Örgütün bölgede yaklaşık 25 yıldır yoğun bir uğraş vermesinin nedeni, Çukurca'da zamanla sağladığı etkinliği Uludere'de elde edebilmek. Sınırın Irak tarafında olduğu gibi Türkiye tarafında da at koşturmak istiyor. Şırnak'ın birbirine komşu iki ilçesi Çukurca ve Uludere'nin birbirine çok benzeyen sınır hatları, devlet tarafından kontrolü zor olduğu için malum örgütün hep iştahını kabartıyor. O yüzden örgüt, her iki bölgeyi de çok önemsiyor. Örgütün Güneydoğu illerine yönelik saldırılarında, Çukurca ve Uludere sınırı can damarını oluşturuyor. Sevkiyatı hep buralardan gerçekleştiriyor ve bölgeye açılan kapılar olarak görüyor bu ilçeleri. Çukurca ile Uludere ilçe sınırlarına gelecek olursak, iki ilçeyi birbirinden Habur-2 çayı ayırıyor. Çayın Uludere tarafında kalan Goyan aşireti, örgüte hiç bir zaman destek vermedi. Çukurca tarafında kalan kısımda ise sınırın öbür tarafında kalan Ore kampından Ortaköy'e düzenlenen kanlı eylemlerle nispeten örgütün lehine durumlar oluşmuş. Çukurca'yı biraz daha irdeleyecek olursak bu ilçeye bağlı Ortaköy, aynı zamanda Beytüşşebab'a açılan bir güzerhah konumunda. Örgütün bu güzergahı yıllarca kullandığı bir gerçek. Bu nedenle, Çukurca'da bir çok kanlı eyleme imza attı. Ancak Uludere, Çukurca'nın aksine etkili olduğu bir ilçe hiç bir zaman olmadı. Uludere'de de kanlı eylemler oldu ancak sadece askere yönelik değil köylülerde hep bundan nasibini aldı. Bu ilçe sınırlarından yurda silah sokan terör örgütü karakol ve köylere baskın düzenlerken, yine soktuğu mayın ve patlayıcı maddelerle de askerliği birliklere mayınlı tuzaklar kurdu. Çukurca'da bir çok mayınlı saldırı gerçekleşti ve onlarca asker ile korucu bu saldırılarda şehit oldu. Şu ana kadar bilmem kaçıncı Çukurca saldırısı gerçekleşti. En son Ankaralı Binbaşı Yavuz Başayar'ın komuta ettiği birliğin başına gelenler hala hafızalarda. Hainler sadece Binbaşı ve askerlerini şehit etmekle kalmamış bir de bunları kameraya çekerek internette paylaşmıştı. Neyse ki bu kanlı eylemleri görüntüleyen örgüt elemanları kameramanları ile birlikte geçtiğimiz günlerde etkisiz hale getirildi. Bundan sonraki süreçte ne askerin yaptığı kaza operasyonları olsun nede örgütün kendisi açısından kamerayla çekmeye değer göreceği kanlı eylemlerine fırsat verilsin.
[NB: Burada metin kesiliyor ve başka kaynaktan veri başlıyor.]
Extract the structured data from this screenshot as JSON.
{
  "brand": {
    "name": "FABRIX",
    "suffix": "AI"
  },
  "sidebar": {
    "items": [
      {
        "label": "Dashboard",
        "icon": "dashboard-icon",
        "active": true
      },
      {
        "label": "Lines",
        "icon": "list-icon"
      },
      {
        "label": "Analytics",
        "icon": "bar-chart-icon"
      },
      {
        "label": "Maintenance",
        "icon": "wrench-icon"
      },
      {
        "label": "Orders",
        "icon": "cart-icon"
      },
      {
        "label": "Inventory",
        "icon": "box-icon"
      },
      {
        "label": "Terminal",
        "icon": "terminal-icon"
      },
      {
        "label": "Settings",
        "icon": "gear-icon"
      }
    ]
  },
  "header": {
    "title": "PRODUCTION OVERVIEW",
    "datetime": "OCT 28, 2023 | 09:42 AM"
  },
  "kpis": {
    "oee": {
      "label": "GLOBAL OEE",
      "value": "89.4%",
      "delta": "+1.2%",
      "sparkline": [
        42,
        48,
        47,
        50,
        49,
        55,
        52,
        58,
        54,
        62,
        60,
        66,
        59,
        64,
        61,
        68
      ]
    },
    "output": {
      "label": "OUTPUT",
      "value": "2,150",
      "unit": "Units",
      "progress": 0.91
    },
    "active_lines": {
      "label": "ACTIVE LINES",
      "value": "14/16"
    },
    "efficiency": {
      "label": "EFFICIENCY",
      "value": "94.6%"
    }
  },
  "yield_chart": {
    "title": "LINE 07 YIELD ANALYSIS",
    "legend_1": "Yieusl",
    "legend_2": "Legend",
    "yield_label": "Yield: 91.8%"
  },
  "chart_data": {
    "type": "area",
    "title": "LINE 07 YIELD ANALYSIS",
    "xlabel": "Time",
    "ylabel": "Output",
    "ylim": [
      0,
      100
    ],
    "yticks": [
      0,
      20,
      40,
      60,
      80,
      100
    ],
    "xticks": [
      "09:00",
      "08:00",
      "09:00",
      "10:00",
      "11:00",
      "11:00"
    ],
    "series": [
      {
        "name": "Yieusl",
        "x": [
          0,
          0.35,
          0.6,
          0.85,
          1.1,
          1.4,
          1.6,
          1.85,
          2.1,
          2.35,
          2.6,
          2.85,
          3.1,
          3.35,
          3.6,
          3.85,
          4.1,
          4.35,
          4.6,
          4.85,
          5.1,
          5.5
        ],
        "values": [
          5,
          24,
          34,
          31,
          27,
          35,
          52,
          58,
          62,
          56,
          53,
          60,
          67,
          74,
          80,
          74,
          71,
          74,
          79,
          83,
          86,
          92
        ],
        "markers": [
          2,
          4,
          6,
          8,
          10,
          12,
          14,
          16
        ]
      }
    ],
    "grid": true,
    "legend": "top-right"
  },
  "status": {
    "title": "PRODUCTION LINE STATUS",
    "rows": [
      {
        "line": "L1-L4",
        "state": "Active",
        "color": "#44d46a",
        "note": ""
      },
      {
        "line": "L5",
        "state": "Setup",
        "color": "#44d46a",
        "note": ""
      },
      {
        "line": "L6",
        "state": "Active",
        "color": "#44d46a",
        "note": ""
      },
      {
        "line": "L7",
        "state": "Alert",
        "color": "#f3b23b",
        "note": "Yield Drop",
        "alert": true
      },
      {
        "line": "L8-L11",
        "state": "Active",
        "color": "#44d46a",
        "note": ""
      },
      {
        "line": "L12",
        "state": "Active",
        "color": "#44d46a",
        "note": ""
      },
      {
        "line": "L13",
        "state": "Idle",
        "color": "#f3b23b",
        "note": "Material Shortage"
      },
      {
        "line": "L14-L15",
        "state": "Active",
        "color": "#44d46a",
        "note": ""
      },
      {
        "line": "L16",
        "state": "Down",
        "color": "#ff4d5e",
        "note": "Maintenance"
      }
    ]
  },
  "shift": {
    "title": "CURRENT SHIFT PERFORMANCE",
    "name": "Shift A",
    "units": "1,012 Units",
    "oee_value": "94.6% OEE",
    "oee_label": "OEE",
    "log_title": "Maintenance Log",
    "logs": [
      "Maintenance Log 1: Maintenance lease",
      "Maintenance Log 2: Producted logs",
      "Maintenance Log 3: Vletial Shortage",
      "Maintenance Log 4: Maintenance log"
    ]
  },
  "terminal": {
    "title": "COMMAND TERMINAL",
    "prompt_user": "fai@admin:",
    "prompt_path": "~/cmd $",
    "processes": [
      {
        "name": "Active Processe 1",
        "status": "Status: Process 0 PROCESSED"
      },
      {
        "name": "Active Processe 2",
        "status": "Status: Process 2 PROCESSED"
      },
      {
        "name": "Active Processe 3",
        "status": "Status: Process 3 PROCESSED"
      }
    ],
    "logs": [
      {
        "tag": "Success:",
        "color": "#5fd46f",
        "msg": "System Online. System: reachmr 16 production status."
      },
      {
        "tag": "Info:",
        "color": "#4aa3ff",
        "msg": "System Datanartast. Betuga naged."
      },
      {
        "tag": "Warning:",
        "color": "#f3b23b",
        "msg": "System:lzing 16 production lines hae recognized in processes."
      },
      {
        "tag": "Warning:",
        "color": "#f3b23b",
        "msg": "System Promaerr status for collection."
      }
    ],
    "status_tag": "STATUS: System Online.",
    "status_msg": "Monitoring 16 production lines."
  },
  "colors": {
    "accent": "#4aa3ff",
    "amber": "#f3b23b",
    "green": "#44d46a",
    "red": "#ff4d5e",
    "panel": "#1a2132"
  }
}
KORUCU KÖYLERİ SINIR KARAKOLU OLDU

Uludere'nin yapısına gelince….Maalesef böylesi yerler değerlendirirken ‘'teröre geçit veriniyor mu'' ölçeğinde bakmak zorunda kalınıyor. Umarım bu bakış açısı da terör belası da ortadan kalkar. Uludere'ye gelince özellikle ilçenin sınır köylerinde devlet ile halk hep el ele olmuş. Terörün ortaya çıkmasıyla birlikte kendiliğinden mücadeleye başlayan ve silahlanan köyler, silahlarını ilk zamanlar Kuzey Irak'taki Mesut Barzani güçlerinden temin ettiği biliniyor. Her hangi bir yönlendirmeye gerek kalmadan kendiliğinden teröre karşı harekete geçen Uludere sınır köyleri zamanla koruculuk sisteminin gelmesiyle birlikte sisteme entegre oldu. Pek çok köyde onlarca korucu bulunması da bu yüzden. PKK'ya geçit vermeyen köyler, zamanla birer korucu köyü adı altında doğal bir sınır karakoluna dönüştüler. Uludere sınır hattını devlet adına tutan köylüler, devlet ile irtibatını koruculuk sistemine adapte olarak sağladı. Bölgeye tayin olan komutanlar ve memurlar ile köylülerle içli dışlı oldular. Bunları orada görev yapanlar anlatıyor. Acının yaşandığı Gülyazı köyündeki okulun yapımında bölgedeki tabur komutanlığı öncülük yapmış. Komutanlar ve başka devlet görevlileri, yer aldıkları cenazelerde, düğünlerde, aşiret yemeklerinde, sünnet şölenlerinde baş tacı yapılmışlar. Onlarda bölge halkının sevincini de acısını da hep paylaşan olmuşlar. 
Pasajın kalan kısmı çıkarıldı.